How fast can the network go? What is the actual usable capacity of a particular network link? You can get a very good estimate of your throughput capacity by flooding the link with traffic and measuring how long it takes to transfer the data. While there are web pages available that will perform a “speed test” in your browser (such as www.dslreports.com/stest), these tests are increasingly inaccurate as you get further from the testing source. Even worse, they do not allow you to test the speed of a particular link, but only the speed of your link to the Internet. Here are two tools that will allow you to perform throughput testing on your own networks.
- ttcp (ftp.arl.mil/ftp/pub/ttcp/). Now a standard part of most Unix-like systems, ttcp is a simple network performance testing tool. One instance is run on either side of the link you want to test. The first node runs in receive mode, and the other transmits:
node_a$ ttcp -r -s
node_b$ ttcp -t -s node_attcp-t: buflen=8192, nbuf=2048, align=16384/0,
port=5001 tcp -> node_attcp-t: socket
ttcp-t: 16777216 bytes in 249.14 real seconds = 65.76 KB/sec +++
ttcp-t: 2048 I/O calls, msec/call = 124.57, calls/sec = 8.22
ttcp-t: 0.0user 0.2sys 4:09real 0% 0i+0d 0maxrss 0+0pf 7533+0csw
After collecting data in one direction, you should reverse the transmit and receive partners to test the link in the other direction. It can test UDP as well as TCP streams, and can alter various TCP parameters and buffer lengths to give the network a good workout. It can even use a user-supplied data stream instead of sending random data. Remember that the speed readout is in kilobytes, not kilobits. Multiply the result by 8 to find the speed in kilobits per second.

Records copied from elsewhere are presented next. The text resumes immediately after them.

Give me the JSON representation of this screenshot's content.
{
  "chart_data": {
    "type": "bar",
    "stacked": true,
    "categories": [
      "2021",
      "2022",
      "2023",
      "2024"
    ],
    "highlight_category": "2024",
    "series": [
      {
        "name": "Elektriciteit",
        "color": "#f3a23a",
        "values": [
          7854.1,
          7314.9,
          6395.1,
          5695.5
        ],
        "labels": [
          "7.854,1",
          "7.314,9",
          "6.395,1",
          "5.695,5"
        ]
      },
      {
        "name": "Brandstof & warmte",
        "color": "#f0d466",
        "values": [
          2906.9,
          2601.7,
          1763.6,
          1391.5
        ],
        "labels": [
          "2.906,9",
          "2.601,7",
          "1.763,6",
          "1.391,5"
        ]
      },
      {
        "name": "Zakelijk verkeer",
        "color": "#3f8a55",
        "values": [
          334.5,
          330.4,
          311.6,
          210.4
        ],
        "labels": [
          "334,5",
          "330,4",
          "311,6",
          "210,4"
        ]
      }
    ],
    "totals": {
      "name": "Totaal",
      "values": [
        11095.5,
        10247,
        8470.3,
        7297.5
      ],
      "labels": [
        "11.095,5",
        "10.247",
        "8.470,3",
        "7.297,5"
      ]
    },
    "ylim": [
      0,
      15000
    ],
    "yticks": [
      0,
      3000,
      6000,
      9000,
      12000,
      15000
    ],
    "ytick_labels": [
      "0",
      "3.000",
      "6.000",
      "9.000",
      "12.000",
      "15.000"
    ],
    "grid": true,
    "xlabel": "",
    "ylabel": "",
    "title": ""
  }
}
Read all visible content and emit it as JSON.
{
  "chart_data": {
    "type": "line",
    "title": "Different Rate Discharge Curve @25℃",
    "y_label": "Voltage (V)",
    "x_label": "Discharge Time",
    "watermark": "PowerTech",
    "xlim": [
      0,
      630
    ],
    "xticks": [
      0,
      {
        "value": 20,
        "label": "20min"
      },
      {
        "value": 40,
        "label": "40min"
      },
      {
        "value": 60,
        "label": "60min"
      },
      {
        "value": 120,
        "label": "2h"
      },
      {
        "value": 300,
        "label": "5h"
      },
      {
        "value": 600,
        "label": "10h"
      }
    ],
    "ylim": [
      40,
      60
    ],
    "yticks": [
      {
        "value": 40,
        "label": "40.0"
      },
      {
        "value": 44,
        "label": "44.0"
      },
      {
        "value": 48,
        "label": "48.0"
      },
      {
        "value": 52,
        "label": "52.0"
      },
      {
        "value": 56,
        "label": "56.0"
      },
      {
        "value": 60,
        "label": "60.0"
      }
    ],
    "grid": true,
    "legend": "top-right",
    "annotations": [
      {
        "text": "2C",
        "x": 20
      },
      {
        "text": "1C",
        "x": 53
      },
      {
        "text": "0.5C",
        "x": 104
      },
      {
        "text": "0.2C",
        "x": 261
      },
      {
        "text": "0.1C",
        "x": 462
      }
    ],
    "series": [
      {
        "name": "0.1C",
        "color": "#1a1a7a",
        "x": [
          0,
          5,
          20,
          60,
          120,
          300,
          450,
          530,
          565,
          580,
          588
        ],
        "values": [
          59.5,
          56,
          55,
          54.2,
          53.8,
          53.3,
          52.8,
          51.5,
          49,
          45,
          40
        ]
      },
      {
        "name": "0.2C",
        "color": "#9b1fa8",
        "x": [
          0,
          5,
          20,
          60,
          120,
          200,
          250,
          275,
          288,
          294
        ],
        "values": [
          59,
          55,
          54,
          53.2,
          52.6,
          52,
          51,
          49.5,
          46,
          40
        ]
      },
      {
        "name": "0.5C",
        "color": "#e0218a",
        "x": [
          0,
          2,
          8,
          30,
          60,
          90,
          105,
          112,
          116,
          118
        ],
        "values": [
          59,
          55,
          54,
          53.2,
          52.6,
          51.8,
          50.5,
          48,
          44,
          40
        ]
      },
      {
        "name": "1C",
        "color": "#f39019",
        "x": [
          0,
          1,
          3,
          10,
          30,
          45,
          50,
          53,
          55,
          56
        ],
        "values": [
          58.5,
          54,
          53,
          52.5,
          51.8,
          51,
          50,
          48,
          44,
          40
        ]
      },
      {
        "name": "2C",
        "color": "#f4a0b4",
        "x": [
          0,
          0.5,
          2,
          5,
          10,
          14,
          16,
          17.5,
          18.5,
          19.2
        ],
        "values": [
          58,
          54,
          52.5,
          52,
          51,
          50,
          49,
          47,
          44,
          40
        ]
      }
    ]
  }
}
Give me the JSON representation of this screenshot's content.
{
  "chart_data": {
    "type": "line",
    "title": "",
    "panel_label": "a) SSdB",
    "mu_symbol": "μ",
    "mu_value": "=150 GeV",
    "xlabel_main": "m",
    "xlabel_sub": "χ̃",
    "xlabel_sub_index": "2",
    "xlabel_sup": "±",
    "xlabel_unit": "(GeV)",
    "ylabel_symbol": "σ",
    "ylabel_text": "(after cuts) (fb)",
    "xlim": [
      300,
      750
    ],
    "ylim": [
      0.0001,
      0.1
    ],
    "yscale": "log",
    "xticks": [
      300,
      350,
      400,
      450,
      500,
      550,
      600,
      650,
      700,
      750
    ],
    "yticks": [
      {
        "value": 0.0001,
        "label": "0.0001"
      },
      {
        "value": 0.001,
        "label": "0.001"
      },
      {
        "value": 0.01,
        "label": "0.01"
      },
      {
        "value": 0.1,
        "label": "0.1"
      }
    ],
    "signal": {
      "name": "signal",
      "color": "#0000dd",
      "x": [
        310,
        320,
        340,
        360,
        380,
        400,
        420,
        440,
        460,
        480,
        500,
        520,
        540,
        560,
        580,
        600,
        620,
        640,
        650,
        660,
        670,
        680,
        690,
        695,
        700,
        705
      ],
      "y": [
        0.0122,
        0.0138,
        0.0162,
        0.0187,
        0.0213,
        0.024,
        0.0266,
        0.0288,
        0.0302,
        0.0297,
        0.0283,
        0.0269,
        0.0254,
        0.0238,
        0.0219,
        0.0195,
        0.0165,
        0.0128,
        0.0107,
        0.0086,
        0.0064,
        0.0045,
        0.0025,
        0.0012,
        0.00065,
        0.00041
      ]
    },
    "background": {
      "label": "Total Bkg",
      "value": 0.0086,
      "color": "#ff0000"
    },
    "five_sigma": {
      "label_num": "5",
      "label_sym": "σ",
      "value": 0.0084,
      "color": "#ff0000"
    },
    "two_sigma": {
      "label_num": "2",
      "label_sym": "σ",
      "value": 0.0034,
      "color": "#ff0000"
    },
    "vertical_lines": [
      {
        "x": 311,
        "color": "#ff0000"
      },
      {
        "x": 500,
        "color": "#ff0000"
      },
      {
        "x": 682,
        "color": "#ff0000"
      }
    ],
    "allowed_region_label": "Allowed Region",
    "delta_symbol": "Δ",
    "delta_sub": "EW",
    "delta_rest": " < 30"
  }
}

The only real disadvantage to ttcp is that it hasn't been developed in years. Fortunately, the code has been released in the public domain and is freely available. Like ping and traceroute, ttcp is found as a standard tool on many systems.
- iperf (dast.nlanr.net/Projects/Iperf/). Much like ttcp, iperf is a commandline tool for estimating the throughput of a network connection. It supports many of the same features as ttcp, but uses a “client” and “server” model instead of a “receive” and “transmit” pair. To run iperf, launch a server on one side and a client on the other:
node_a$ iperf -s
node_b$ iperf -c node_a
Client connecting to node_a, TCP port 5001
TCP window size: 16.0 KByte (default)
[ 5] local 10.15.6.1 port 1212 connected with 10.15.6.23 port 5001
[ ID] Interval Transfer Bandwidth
[ 5] 0.0-11.3 sec 768 KBytes 558 Kbits/sec
The server side will continue to listen and accept client connections on port 5001 until you hit control-C to kill it. This can make it handy when running multiple test runs from a variety of locations.
The biggest difference between ttcp and iperf is that iperf is under active development, and has many new features (including IPv6 support). This makes it a good choice as a performance tool when building new networks.